Return missing number in array of integers 1 - 9 [closed]

Question

I ran the code using different arrays missing a number between 1 - 9, but it kept returning -1.

function findMissing(arrOfNumbers) {
  const integers = [0, 1, 2, 3, 4, 5, 6, 7, 8, 9];
  for (let index = 0; index < arrOfNumbers.length; index++) {
    if (integers[index] !== arrOfNumbers[index]) {
      return integers[index];
    }
    return -1;
  }
}

console.log(findMissing([0, 1, 3, 4, 6, 7, 8, 9])); //returns -1 instead of 5

Answer 1

If I understood the problem, you want missing elements from array 2. if so, simply use,

arr1.filter(x=> !arr2.includes(x));

In your case

const array1 = [0, 1, 2, 3, 4, 5, 6, 7, 8, 9];
const array2 = [0, 1, 3, 4, 6, 7, 8, 9];
const result = array1.filter(x=> !array2.includes(x)); // returns 2 , 5

console.log(result)

Answer 2

You can spread the array over an object and compare the key and value pairs of the object. If key and value are different then that means some value is missing in the input array that is out of range.
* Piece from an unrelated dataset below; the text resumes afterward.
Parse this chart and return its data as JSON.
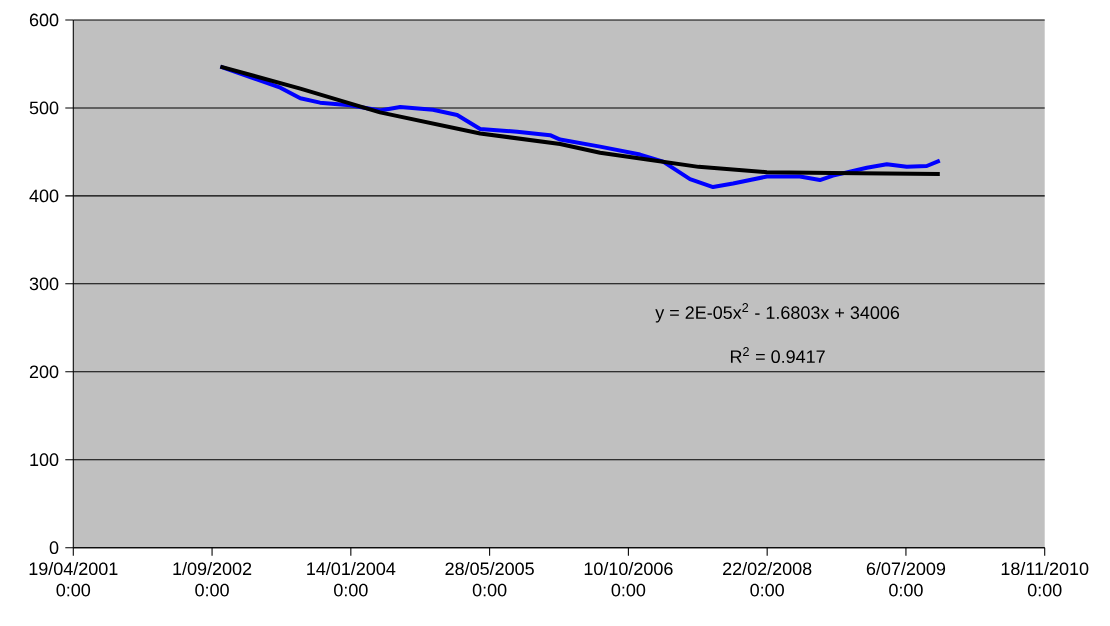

Note the use of !=, it is intentional to compare values and not types.

function findMissing(arrOfNumbers) {
  const obj = {...arrOfNumbers};
  for(const [key, val] of Object.entries(obj)) {
    if(key != val) {
      return key;
    }
  }
  return -1;
}

// returns 2 since it is the first missing value in the order
console.log(findMissing([0, 1, 3, 4, 6, 7, 8, 9]));